Judy leaned on his desk and said loudly: “What’s this crap you’re giving Carl?”
“Someone’s interrupting me, Joe,” he said. “I’ll call you right back.” He hung up. “What can I do for you, Judy?”
She leaned closer, putting herself in his face. “Stop dicking around.”
“What is it with you?” he said, sounding aggrieved. “What do you mean by going over my records as if I must have made some goddamn mistake?”
He had not necessarily made a mistake. When the perpetrator presented himself to the investigating team in the guise of a bystander or witness, he generally tried to make sure that they did not suspect him. It was not the fault of the investigators, but it was bound to make them feel foolish.
“I think you may have talked to the perpetrator,” she said. “Where are these paper records?”
He smoothed his yellow tie. “All we have are some notes from the press conference that never got keyed into the computer.”
“Show me.”
He pointed to a box file on a side table against the wall. “Help yourself.”
She opened the file. On top was an invoice for the rental of a small public address system with microphones.
“You won’t find a damn thing,” Marvin said.
He might be right, but she had to try, and it was dumb of him to obstruct her.

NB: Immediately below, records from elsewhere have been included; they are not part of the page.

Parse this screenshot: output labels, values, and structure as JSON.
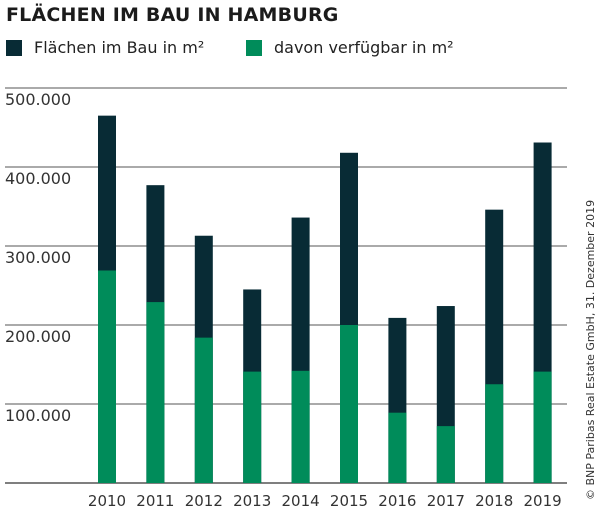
{
  "chart_data": {
    "type": "bar",
    "stacked": "overlay",
    "title": "FLÄCHEN IM BAU IN HAMBURG",
    "categories": [
      "2010",
      "2011",
      "2012",
      "2013",
      "2014",
      "2015",
      "2016",
      "2017",
      "2018",
      "2019"
    ],
    "series": [
      {
        "name": "Flächen im Bau in m²",
        "color": "#082b35",
        "values": [
          465000,
          377000,
          313000,
          245000,
          336000,
          418000,
          209000,
          224000,
          346000,
          431000
        ]
      },
      {
        "name": "davon verfügbar in m²",
        "color": "#008c5a",
        "values": [
          269000,
          229000,
          184000,
          141000,
          142000,
          200000,
          89000,
          72000,
          125000,
          141000
        ]
      }
    ],
    "ylim": [
      0,
      500000
    ],
    "yticks": [
      100000,
      200000,
      300000,
      400000,
      500000
    ],
    "ytick_labels": [
      "100.000",
      "200.000",
      "300.000",
      "400.000",
      "500.000"
    ],
    "grid": true,
    "legend": "top",
    "source": "© BNP Paribas Real Estate GmbH, 31. Dezember 2019"
  }
}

A smarter man would have said, “Hey, if I overlooked something, I sure hope you find it.” Everyone made mistakes. But Marvin was now too defensive to be gracious. He just had to prove Judy wrong.
It would be embarrassing if she was wrong.
She rifled through the papers. There were some faxes from newspapers asking for details of the press conference, a note about how many chairs would be needed, and a guest list, a form on which the journalists attending the press conference had been asked to put their names and the publications or broadcasters they represented. Judy ran her eye down the list.
“What the hell is this?” she said suddenly. “Florence Shoebury, Eisenhower Junior High?”